Volviendo a la noche, la aventura (si podemos llamarla así) que vive Mari Asai roza el surrealismo. Dos años más tarde de la publicación del libro, Cómo Conocí A Vuestra Madre titularía a uno de sus famosos capítulos: “Nothing good happens after 2 A.M”. No digo que esta frase resuma la historia, pero el título, el contenido del capítulo difiere totalmente de la novela, me sirve para hacer referencia a alguna situación turbia que te presenta el libro. Caras de la realidad que no llegamos a ver pero que están ahí. 

A todo esto se añade un abanico de personajes de lo más pintorescos; lugares en los que no pensarías que llegarías a entrar, esos que luego ves a la luz del día y no tienen el mismo significado que la noche anterior, ni siquiera su apariencia, y situaciones que provocan temor. Por tanto, y como se dice de lo que habita en la oscuridad, también conocemos algún que otro monstruo. Este último elemento sí hace dudar de la magia de la noche, pero como en todos lados, siempre hay algún vestigio de malicia. 

El relato se desenvuelve, desde mi punto de vista, como la visión que tiene Mari de la que siempre ha sido su ciudad, de un modo que nunca había visto antes.
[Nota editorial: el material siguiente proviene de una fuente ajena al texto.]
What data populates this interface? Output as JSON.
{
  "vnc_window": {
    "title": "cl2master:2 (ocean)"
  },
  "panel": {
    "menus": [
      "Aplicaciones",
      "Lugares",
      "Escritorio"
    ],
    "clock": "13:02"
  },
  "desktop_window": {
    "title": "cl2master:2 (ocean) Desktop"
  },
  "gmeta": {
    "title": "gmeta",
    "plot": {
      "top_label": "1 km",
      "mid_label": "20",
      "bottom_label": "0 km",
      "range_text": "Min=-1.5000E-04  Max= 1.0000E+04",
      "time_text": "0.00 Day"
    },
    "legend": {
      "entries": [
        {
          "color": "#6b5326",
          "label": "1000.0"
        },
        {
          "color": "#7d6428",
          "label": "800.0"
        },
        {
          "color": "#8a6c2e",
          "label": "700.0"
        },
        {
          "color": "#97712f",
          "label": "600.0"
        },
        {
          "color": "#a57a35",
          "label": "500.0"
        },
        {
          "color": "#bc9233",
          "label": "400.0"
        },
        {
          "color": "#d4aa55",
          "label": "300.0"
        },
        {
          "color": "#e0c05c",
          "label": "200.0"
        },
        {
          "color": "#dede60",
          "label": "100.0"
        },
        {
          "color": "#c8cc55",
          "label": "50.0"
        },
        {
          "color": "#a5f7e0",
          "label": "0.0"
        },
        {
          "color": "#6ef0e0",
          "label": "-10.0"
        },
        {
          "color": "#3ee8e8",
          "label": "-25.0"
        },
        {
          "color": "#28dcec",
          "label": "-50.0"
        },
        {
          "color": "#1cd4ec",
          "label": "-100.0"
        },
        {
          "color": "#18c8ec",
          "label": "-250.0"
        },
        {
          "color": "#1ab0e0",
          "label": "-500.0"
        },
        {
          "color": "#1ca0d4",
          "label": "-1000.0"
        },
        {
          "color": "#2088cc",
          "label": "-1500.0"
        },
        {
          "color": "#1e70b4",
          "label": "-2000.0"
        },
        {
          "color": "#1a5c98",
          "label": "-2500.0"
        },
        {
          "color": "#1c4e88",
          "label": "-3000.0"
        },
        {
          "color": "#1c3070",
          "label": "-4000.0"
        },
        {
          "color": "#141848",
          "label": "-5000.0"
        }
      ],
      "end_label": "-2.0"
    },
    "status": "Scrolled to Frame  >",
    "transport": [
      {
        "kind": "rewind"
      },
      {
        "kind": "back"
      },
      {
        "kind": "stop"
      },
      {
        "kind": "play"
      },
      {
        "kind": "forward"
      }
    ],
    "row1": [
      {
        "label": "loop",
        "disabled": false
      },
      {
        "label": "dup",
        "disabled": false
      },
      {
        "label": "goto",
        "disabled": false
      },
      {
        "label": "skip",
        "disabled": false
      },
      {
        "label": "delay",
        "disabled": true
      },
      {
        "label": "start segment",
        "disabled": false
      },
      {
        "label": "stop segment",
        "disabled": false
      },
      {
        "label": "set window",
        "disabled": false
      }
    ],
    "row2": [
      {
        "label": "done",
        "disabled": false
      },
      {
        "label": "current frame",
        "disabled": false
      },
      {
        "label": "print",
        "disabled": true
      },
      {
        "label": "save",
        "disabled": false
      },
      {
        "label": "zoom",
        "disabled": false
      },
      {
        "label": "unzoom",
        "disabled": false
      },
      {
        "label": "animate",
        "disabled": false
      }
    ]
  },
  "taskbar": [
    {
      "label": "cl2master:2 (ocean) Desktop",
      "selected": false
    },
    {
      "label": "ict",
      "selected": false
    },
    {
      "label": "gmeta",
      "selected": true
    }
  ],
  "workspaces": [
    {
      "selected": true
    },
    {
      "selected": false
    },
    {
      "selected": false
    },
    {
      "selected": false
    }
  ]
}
Yo lo relaciono con las ganas de rebeldía que tiene, las ganas de explorar por su cuenta y de no querer que llegue la hora de volver a casa. Una actitud que aunque pueda parecer temeraria, está impregnada de madurez, en un marco de transición hacia la vida adulta. Aquello que a Mari Asai le da más miedo que la oscuridad. Eso es lo que hace que decida refugiarse en locales que no conoce y perderse por la ciudad, se siente más en casa en estos espacios, que en su propio hogar. 
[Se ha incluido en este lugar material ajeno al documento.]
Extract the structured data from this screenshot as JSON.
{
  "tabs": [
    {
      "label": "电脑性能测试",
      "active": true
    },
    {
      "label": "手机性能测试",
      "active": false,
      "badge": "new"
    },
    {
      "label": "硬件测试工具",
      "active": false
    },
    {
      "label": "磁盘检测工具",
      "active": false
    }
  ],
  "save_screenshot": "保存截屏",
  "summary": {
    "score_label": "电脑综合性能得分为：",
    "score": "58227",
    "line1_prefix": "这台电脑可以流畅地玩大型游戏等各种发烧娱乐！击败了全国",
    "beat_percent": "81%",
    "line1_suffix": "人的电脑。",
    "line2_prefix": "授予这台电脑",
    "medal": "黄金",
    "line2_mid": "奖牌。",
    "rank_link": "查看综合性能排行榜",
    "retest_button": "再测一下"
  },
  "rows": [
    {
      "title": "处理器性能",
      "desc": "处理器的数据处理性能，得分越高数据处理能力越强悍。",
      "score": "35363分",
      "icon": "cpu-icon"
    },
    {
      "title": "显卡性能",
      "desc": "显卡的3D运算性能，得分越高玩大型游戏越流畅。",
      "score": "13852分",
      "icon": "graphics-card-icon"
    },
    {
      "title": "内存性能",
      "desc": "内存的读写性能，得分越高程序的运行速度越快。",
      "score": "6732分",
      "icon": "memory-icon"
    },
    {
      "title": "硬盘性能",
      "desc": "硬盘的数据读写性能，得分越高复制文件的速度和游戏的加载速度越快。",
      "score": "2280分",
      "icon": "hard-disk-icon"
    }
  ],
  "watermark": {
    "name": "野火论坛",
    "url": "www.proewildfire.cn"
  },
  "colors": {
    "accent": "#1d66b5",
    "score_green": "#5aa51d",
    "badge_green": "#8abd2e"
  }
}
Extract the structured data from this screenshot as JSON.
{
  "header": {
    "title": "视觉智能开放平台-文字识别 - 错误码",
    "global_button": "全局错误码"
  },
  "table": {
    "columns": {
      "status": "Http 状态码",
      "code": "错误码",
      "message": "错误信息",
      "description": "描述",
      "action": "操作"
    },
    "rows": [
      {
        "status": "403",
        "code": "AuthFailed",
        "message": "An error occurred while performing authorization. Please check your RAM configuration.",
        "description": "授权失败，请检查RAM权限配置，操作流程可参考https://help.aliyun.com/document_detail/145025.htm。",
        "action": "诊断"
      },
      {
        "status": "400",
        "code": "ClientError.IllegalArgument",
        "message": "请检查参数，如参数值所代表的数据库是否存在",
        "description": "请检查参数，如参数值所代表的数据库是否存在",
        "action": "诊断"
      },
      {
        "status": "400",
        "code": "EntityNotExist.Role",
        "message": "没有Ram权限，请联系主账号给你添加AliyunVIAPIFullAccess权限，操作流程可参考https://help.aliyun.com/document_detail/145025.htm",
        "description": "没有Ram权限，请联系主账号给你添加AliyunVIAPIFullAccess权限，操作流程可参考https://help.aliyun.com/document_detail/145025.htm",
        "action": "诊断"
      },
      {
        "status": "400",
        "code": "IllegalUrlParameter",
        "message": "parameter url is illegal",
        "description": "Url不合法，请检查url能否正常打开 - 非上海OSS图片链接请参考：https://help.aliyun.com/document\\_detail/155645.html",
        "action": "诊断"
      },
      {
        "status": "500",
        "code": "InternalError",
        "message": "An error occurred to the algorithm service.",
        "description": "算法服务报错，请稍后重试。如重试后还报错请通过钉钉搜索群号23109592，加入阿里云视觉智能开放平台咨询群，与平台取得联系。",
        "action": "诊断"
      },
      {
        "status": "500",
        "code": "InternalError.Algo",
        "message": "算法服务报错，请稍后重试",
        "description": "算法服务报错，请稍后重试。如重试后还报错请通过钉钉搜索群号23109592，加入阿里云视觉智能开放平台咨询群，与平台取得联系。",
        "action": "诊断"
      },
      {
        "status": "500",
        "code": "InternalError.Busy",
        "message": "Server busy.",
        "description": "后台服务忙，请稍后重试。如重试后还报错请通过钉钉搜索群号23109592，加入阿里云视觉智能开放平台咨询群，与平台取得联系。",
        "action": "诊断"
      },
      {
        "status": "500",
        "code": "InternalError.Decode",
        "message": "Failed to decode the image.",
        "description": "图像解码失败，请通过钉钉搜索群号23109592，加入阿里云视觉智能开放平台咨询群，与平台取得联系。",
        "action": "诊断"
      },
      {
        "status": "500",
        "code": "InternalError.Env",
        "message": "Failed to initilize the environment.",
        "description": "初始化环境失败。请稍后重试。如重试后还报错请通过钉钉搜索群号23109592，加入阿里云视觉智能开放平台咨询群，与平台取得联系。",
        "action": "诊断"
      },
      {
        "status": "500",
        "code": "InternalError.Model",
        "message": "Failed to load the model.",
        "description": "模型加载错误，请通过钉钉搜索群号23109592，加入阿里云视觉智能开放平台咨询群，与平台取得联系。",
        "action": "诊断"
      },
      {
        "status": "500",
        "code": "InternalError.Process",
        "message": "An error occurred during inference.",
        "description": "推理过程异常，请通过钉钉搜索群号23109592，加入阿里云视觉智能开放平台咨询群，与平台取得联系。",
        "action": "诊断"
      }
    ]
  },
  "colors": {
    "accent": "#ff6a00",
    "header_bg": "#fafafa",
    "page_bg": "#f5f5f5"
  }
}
Tokyo se nos presenta como un escenario misterioso aunque a su vez acogedor, así como las diferentes ubicaciones por las que se mueven, y nos mueven, los protagonistas. Esos lugares que, a diferencia de otros, cobran vida cuando cae la noche. Recuerdo que, cuando empecé a salir algunas noches por mi ciudad fui a varios sitios que de día nunca había visto o a los que simplemente no había caído en su existencia. Eso te hace ver las cosas de un modo distinto, te los haces tuyos, junto a los recuerdos. Después, cuando vuelves a pasear por esos mismos lugares, los ves de un modo distinto, en muchas ocasiones pasan a formar parte de ti. Eso es mágico. Mari Asai lleva viviendo toda su vida en Tokyo, y en varios aspectos, apenas la conocía. A través de esta noche que nos cuenta After Dark logra cambiar su percepción, a contrarreloj. 

Murakami, el eterno candidato al Nobel de literatura, consigue de nuevo atraparme, como siempre. No tengo más remedio que seguir leyendo su obra, e ir comprobando que la fórmula se repite.

Portada de After Dark, de la edición de Maxi Tusquets.